- Born: January 27, 1933
- Died: November 8, 2015 (aged 82)
- Allegiance: Sri Lanka
- Branch: Sri Lanka Army
- Service years: 1953–1985
- Rank: Major General
- Unit: Sri Lanka Artillery
- Commands: Northern Command, Western Command, Central Command, Task Force Anti Illicit Immigration, Army Training Centre, 4th Field Regiment
- Conflicts: 1971 JVP insurrection, Sri Lankan Civil War
- Awards: Vishista Seva Vibhushanaya
- Relations: Vice Admiral H. A. Silva (Brother)

= Gratian Silva =

Sri Lankan army general

Major General Hikkaduwage Gratian Silva, VSV, FBIM (27 January 1933 – 8 November 2015) was a Sri Lankan general, he served as the Military Secretary.

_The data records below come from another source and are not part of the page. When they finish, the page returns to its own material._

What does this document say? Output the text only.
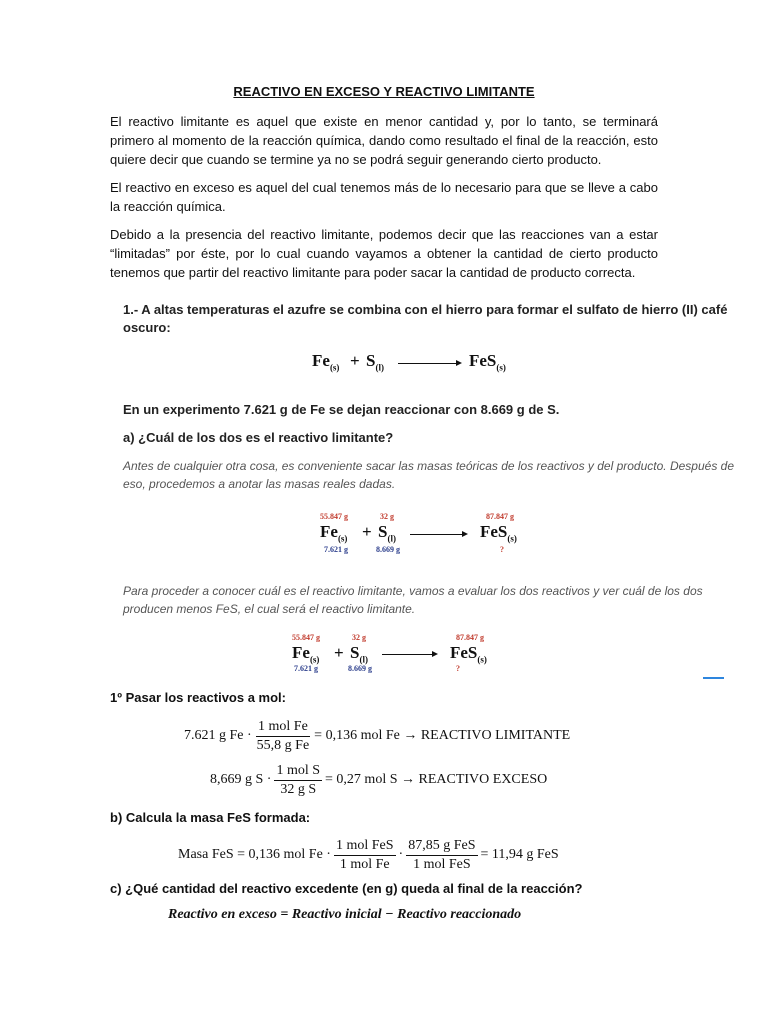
REACTIVO EN EXCESO Y REACTIVO LIMITANTE
El reactivo limitante es aquel que existe en menor cantidad y, por lo tanto, se terminará primero al momento de la reacción química, dando como resultado el final de la reacción, esto quiere decir que cuando se termine ya no se podrá seguir generando cierto producto.
El reactivo en exceso es aquel del cual tenemos más de lo necesario para que se lleve a cabo la reacción química.
Debido a la presencia del reactivo limitante, podemos decir que las reacciones van a estar “limitadas” por éste, por lo cual cuando vayamos a obtener la cantidad de cierto producto tenemos que partir del reactivo limitante para poder sacar la cantidad de producto correcta.
1.- A altas temperaturas el azufre se combina con el hierro para formar el sulfato de hierro (II) café
oscuro:
$Fe_{(s)} + S_{(l)}$	FeS$_{(s)}$
En un experimento 7.621 g de Fe se dejan reaccionar con 8.669 g de S.
a) ¿Cuál de los dos es el reactivo limitante?
Antes de cualquier otra cosa, es conveniente sacar las masas teóricas de los reactivos y del producto. Después de
eso, procedemos a anotar las masas reales dadas.
55.847 g	32 g	87.847 g
$Fe_{(s)} + S_{(l)}$	FeS$_{(s)}$
7.621 g	8.669 g	?
Para proceder a conocer cuál es el reactivo limitante, vamos a evaluar los dos reactivos y ver cuál de los dos
producen menos FeS, el cual será el reactivo limitante.
55.847 g	32 g	87.847 g
$Fe_{(s)} + S_{(l)}$	FeS$_{(s)}$
7.621 g	8.669 g	?
1º Pasar los reactivos a mol:
7.621 g $Fe \cdot \frac{\text{1 mol Fe}}{\text{55,8 g Fe}} = 0,136$ mol Fe → REACTIVO LIMITANTE
8,669 g $S \cdot \frac{\text{1 mol S}}{\text{32 g S}} = 0,27$ mol S → REACTIVO EXCESO
b) Calcula la masa FeS formada:
Masa FeS = 0,136 mol $Fe \cdot \frac{\text{1 mol FeS}}{\text{1 mol Fe}} \cdot \frac{\text{87,85 g FeS}}{\text{1 mol FeS}} = 11,94$ g FeS
c) ¿Qué cantidad del reactivo excedente (en g) queda al final de la reacción?
Reactivo en exceso = Reactivo inicial − Reactivo reaccionado
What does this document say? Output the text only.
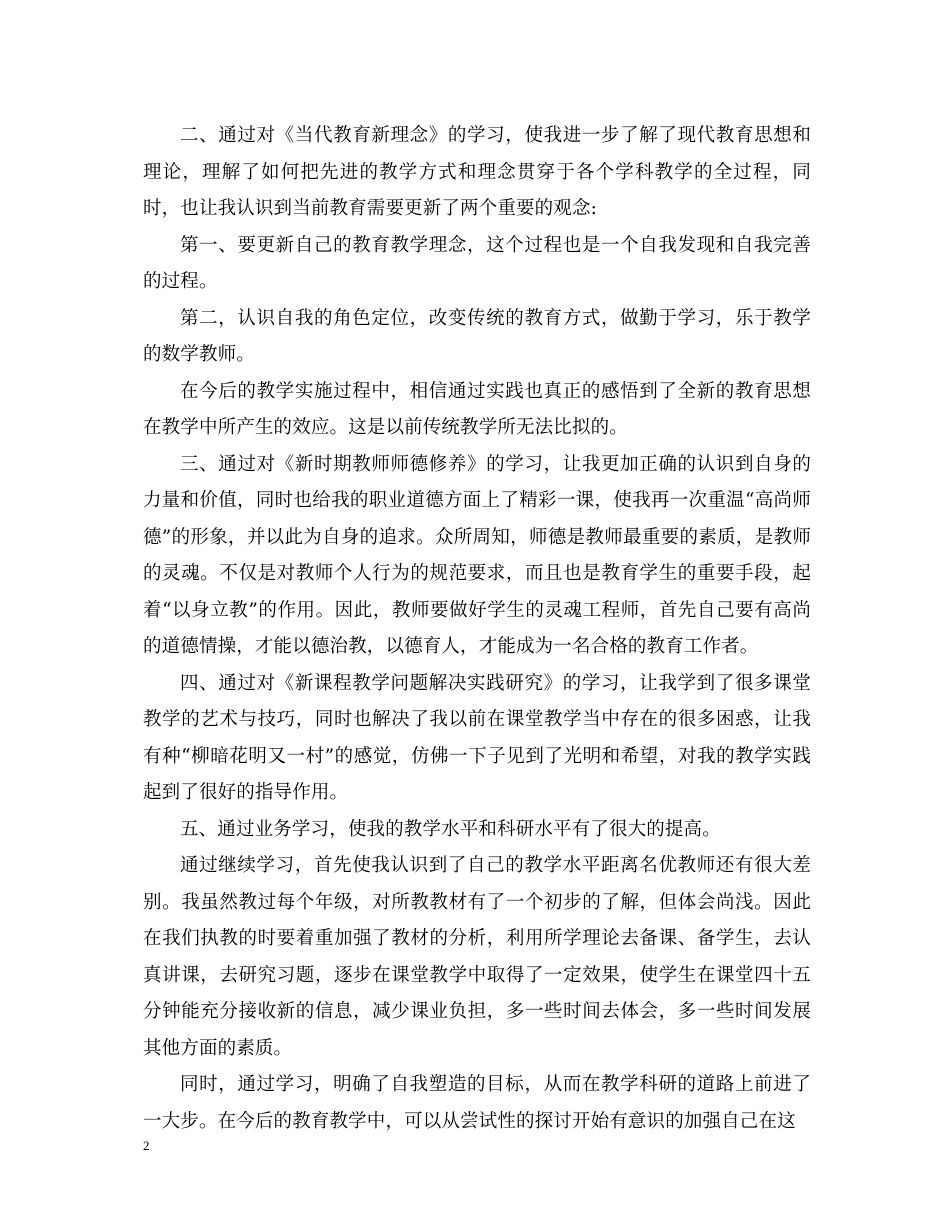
二、通过对《当代教育新理念》的学习，使我进一步了解了现代教育思想和理论，理解了如何把先进的教学方式和理念贯穿于各个学科教学的全过程，同时，也让我认识到当前教育需要更新了两个重要的观念:

第一、要更新自己的教育教学理念，这个过程也是一个自我发现和自我完善的过程。

第二，认识自我的角色定位，改变传统的教育方式，做勤于学习，乐于教学的数学教师。

在今后的教学实施过程中，相信通过实践也真正的感悟到了全新的教育思想在教学中所产生的效应。这是以前传统教学所无法比拟的。

三、通过对《新时期教师师德修养》的学习，让我更加正确的认识到自身的力量和价值，同时也给我的职业道德方面上了精彩一课，使我再一次重温“高尚师德”的形象，并以此为自身的追求。众所周知，师德是教师最重要的素质，是教师的灵魂。不仅是对教师个人行为的规范要求，而且也是教育学生的重要手段，起着“以身立教”的作用。因此，教师要做好学生的灵魂工程师，首先自己要有高尚的道德情操，才能以德治教，以德育人，才能成为一名合格的教育工作者。

四、通过对《新课程教学问题解决实践研究》的学习，让我学到了很多课堂教学的艺术与技巧，同时也解决了我以前在课堂教学当中存在的很多困惑，让我有种“柳暗花明又一村”的感觉，仿佛一下子见到了光明和希望，对我的教学实践起到了很好的指导作用。

五、通过业务学习，使我的教学水平和科研水平有了很大的提高。

通过继续学习，首先使我认识到了自己的教学水平距离名优教师还有很大差别。我虽然教过每个年级，对所教教材有了一个初步的了解，但体会尚浅。因此在我们执教的时要着重加强了教材的分析，利用所学理论去备课、备学生，去认真讲课，去研究习题，逐步在课堂教学中取得了一定效果，使学生在课堂四十五分钟能充分接收新的信息，减少课业负担，多一些时间去体会，多一些时间发展其他方面的素质。

同时，通过学习，明确了自我塑造的目标，从而在教学科研的道路上前进了一大步。在今后的教育教学中，可以从尝试性的探讨开始有意识的加强自己在这

2
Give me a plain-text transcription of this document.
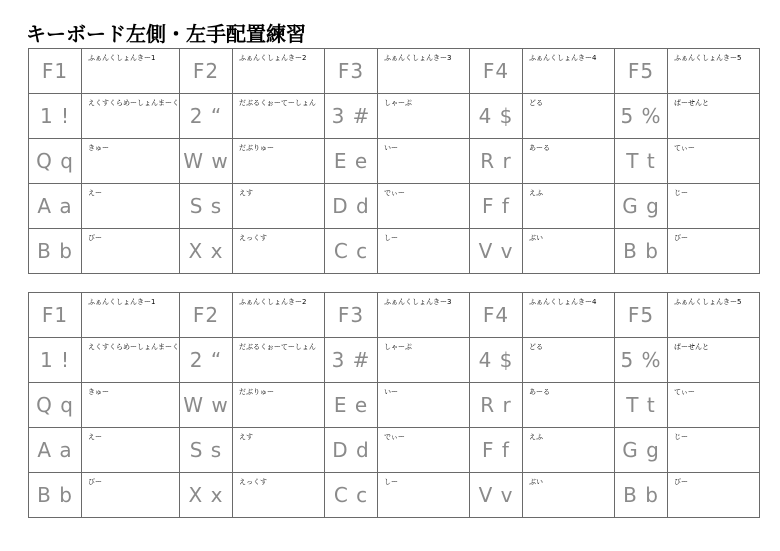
キーボード左側・左手配置練習
F1	ふぁんくしょんきー1	F2	ふぁんくしょんきー2	F3	ふぁんくしょんきー3	F4	ふぁんくしょんきー4	F5	ふぁんくしょんきー5

1 !	えくすくらめーしょんまーく	2 “	だぶるくぉーてーしょん	3 #	しゃーぷ	4 $	どる	5 %	ぱーせんと

Q q	きゅー	W w	だぶりゅー	E e	いー	R r	あーる	T t	てぃー

A a	えー	S s	えす	D d	でぃー	F f	えふ	G g	じー

B b	びー	X x	えっくす	C c	しー	V v	ぶい	B b	びー
F1	ふぁんくしょんきー1	F2	ふぁんくしょんきー2	F3	ふぁんくしょんきー3	F4	ふぁんくしょんきー4	F5	ふぁんくしょんきー5

1 !	えくすくらめーしょんまーく	2 “	だぶるくぉーてーしょん	3 #	しゃーぷ	4 $	どる	5 %	ぱーせんと

Q q	きゅー	W w	だぶりゅー	E e	いー	R r	あーる	T t	てぃー

A a	えー	S s	えす	D d	でぃー	F f	えふ	G g	じー

B b	びー	X x	えっくす	C c	しー	V v	ぶい	B b	びー
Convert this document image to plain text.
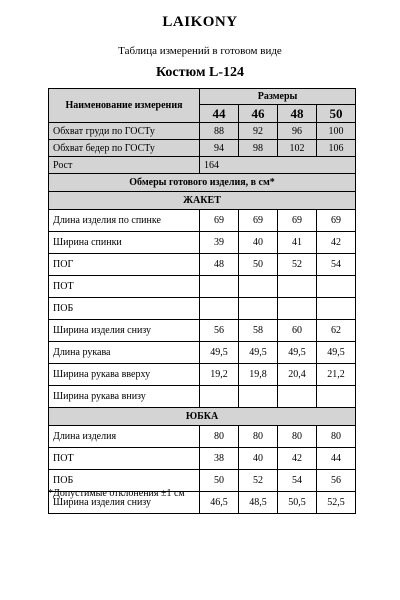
LAIKONY
Таблица измерений в готовом виде
Костюм L-124
Наименование измерения	Размеры			
	44	46	48	50
Обхват груди по ГОСТу	88	92	96	100
Обхват бедер по ГОСТу	94	98	102	106
Рост	164			
Обмеры готового изделия, в см*				
ЖАКЕТ				
Длина изделия по спинке	69	69	69	69
Ширина спинки	39	40	41	42
ПОГ	48	50	52	54
ПОТ				
ПОБ				
Ширина изделия снизу	56	58	60	62
Длина рукава	49,5	49,5	49,5	49,5
Ширина рукава вверху	19,2	19,8	20,4	21,2
Ширина рукава внизу				
ЮБКА				
Длина изделия	80	80	80	80
ПОТ	38	40	42	44
ПОБ	50	52	54	56
Ширина изделия снизу	46,5	48,5	50,5	52,5
*Допустимые отклонения ±1 см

==Early life and education==
Gratian Silva was born in Ginthota, Galle. He received his education at St Thomas College, Mount Lavinia and Ananda College, Colombo, where he excelled in academics and sports, playing for the college cricket team.

==Military career==
After completing his schooling, he joined the Ceylon Army as an officer cadet on 27 February 1953. He was commissioned as a second lieutenant in the 1st Anti Aircraft Regiment, Ceylon Artillery following his training at the Royal Military Academy, Sandhurst on 3 February 1955 and was stationed in Trincomalie where he served as a troop and battery commander and attended the young officers course at the Royal School of Artillery. He was transferred to the 4th Field Regiment in 1962 following the amalgamation of the 1st Anti Aircraft Regiment and the 3rd Field Regiment as a result of the 1962 coup d'état attempt. Having attended the Staff College, Camberley as a major and gained a Diploma in Management from the British Institute of Management, Silva served in several staff positions at Army Headquarters which included GSO 11 (Training), GSO 11 (Military Intelligence) and GSO 1 (Operations). He was serving as general staff officer I (Operations) at Army Headquarters when the 1971 JVP Insurrection started on 5 April 1971, with a premature insurgent attack on the police station in Wellawaya at dawn. That morning Major Silva accompanied by DIG Rudra Rajasingham flew by helicopter to Wellawaya to inspect the ground situation. Promoted to the rank of lieutenant colonel, he served as Commandant, Army Training Centre and then was appointed commanding officer of the 4th Field Regiment in March 1975 and served till November 1978. Promoted to colonel he served as Commander, Task Force Anti Illicit Immigration; Commander, Northern Command; Coordinating Authority - Rathnapura; Commander, Western Command; Colonel General Staff, Army Headquarters; Commander, Central Command; Director, Budget and Finance Management; Director, Personnel Administration and Military Secretary. His awards include the Vishista Seva Vibhushanaya, Purna Bhumi Padakkama, Republic of Sri Lanka Armed Services Medal, Sri Lanka Army 25th Anniversary Medal, Ceylon Armed Services Long Service Medal, Sri Lanka Armed Services Long Service Medal and President's Inauguration Medal.

==Family==
His brother was Vice Admiral Hikkaduwage Ananda Silva, became the 11th Commander of the Sri Lankan Navy. His son married Brigadier S.B. Miyanadeniya's daughter.